A fast iterator package for Go.
Inspired by the python iterator functions this provides analogous abstraction and (kind'like) semantics.
For the sake of speed, the yield-like behaviour is implemented without channels and methods. Instead functional scope (context) provides state for the itertools iterators.
The package includes dedicated iterators for "int", "int64", "int32", "int16", "int8", "float32", "float64" (beeing the template for the other distict type iterators using go:generate), "string", "byte" and an implementation using the empty interface{} (type iterableIf) for slices of any other type and for map operations on iterators of mixed type.
Whilst the first two are straightforward and stable to be used with functions to manipulate the emitted iterator elements, caution is needed to meet Go's type checking requirements with type iterableIf.

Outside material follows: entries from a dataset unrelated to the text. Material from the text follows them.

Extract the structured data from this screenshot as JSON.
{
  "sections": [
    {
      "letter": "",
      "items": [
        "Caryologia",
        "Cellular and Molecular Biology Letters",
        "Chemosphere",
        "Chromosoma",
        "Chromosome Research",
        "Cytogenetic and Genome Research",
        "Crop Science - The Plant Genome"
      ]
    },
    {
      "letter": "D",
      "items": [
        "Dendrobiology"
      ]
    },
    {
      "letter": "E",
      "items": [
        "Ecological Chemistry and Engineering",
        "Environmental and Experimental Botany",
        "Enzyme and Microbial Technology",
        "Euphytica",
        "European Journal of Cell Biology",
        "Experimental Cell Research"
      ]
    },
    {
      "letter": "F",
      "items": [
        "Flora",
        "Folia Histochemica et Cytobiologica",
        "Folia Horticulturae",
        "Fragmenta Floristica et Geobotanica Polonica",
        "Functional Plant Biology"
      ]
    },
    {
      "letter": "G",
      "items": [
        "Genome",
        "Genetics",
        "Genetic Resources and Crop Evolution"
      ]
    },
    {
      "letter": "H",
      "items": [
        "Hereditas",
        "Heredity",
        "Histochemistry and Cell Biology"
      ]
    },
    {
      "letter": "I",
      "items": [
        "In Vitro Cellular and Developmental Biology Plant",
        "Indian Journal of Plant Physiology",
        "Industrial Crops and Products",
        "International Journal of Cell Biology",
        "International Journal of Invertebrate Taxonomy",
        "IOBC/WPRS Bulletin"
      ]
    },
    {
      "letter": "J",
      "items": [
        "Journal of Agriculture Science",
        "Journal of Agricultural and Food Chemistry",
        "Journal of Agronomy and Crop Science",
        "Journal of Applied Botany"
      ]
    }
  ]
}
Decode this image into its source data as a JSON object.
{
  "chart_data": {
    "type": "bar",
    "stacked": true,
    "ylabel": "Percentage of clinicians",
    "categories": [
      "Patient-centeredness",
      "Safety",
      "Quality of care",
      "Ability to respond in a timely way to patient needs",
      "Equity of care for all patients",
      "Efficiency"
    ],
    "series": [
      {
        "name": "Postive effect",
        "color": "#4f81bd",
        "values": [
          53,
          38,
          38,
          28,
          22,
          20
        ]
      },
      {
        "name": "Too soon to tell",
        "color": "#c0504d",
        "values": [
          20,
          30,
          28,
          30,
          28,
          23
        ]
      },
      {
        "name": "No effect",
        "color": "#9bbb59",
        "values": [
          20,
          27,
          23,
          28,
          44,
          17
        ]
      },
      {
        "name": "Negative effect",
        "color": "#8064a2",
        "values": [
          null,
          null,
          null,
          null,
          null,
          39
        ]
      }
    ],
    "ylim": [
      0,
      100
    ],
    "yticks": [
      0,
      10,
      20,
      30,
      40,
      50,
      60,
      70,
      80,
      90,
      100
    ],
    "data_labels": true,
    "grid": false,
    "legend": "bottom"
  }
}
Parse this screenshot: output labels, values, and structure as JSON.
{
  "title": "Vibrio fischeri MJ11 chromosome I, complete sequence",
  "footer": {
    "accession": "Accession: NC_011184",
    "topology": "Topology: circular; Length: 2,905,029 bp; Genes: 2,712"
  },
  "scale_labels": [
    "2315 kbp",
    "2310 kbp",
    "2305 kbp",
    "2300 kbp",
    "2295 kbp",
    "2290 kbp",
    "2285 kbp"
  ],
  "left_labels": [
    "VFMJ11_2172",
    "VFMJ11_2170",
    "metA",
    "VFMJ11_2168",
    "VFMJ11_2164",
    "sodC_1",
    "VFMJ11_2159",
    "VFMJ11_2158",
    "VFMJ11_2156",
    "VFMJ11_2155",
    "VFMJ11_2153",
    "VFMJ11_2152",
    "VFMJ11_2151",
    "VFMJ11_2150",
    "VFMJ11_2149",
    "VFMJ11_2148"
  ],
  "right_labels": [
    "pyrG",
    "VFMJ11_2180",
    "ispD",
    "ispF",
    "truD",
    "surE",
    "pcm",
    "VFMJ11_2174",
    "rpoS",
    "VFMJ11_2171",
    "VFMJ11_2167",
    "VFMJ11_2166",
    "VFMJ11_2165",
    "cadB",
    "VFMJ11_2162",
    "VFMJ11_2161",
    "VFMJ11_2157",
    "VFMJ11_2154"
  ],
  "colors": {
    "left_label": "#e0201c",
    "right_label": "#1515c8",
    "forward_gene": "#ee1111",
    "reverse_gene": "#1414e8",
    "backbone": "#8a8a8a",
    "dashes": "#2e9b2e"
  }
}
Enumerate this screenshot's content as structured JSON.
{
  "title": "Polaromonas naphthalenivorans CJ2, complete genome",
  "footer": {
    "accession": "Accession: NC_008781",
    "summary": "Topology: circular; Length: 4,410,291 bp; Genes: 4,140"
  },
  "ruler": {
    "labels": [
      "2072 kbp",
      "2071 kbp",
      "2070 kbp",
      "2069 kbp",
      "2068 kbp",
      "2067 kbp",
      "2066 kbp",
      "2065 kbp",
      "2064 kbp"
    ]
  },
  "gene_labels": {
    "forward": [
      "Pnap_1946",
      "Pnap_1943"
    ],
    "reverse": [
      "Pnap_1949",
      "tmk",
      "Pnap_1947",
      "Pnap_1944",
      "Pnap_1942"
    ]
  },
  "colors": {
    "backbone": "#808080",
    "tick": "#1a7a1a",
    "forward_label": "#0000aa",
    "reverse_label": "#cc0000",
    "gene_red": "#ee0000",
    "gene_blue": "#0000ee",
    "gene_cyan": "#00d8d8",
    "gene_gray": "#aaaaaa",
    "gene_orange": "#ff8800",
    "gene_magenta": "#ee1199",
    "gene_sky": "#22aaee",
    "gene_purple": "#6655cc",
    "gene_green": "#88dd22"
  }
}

NOTE: Any the abstraction costs speed in comparison to a generic slice operations. Unless you need a yield-like behaviour for your programming logic applying a map function to slice elements in a for loop is usually (about 10times) faster than using the iterable MapNext function(ality). Anyway have fun!
Installation
go get -u github.com/AndreasBriese/itertools
Import to your code as usual or with a shorter alias.
import iter "github.com/AndreasBriese/itertools"
Functionality
itertools implements iterators for slices of the following types <t>:
[]float64 IterableFloat64 (Template for go:generate in makeMoreItertools.go)
[]int IterableInt
[]int64 IterableInt64
[]int32 IterableInt32
[]int16 IterableInt16
[]int8 IterableInt8
[]float32 IterableFloat32
[]string IterableString
[]byte IterableByte
[]interface{} IterableIf
typed Iterable<T> (with front capital letter in <T> like IterableInt64) which are constructed by ToIter<T> (with front capital letter i.e. ToIterInt64([]int{}).
Zipping two slices []<t> AAAA and BBBB to a new iterable of type Iterable<T> ABABABAB can be done with ZipToIter<T>(A, B []<t>).
ChainToIterIf(...[]<t>) takes at least 2 slices and returns an newly created iterable over their concat.
MMapToIter<T> maps multiple slices []<t> with a mapping function to an Iterable<T> over a new slice with the results (Note! This does not work on IterableIf). MMapIter<T> maps multiple slices []<t> with a mapping function and yields the result stepwise.
Iterable<T> Functions
Functions that return stepwise elements without changing the underlying original slice (don't need additional memory):
Next, This, Back, First, Last func() <T>
Cycle func() func() <T>
MapNext func(func(<T>) <T>) func() (<T>, bool)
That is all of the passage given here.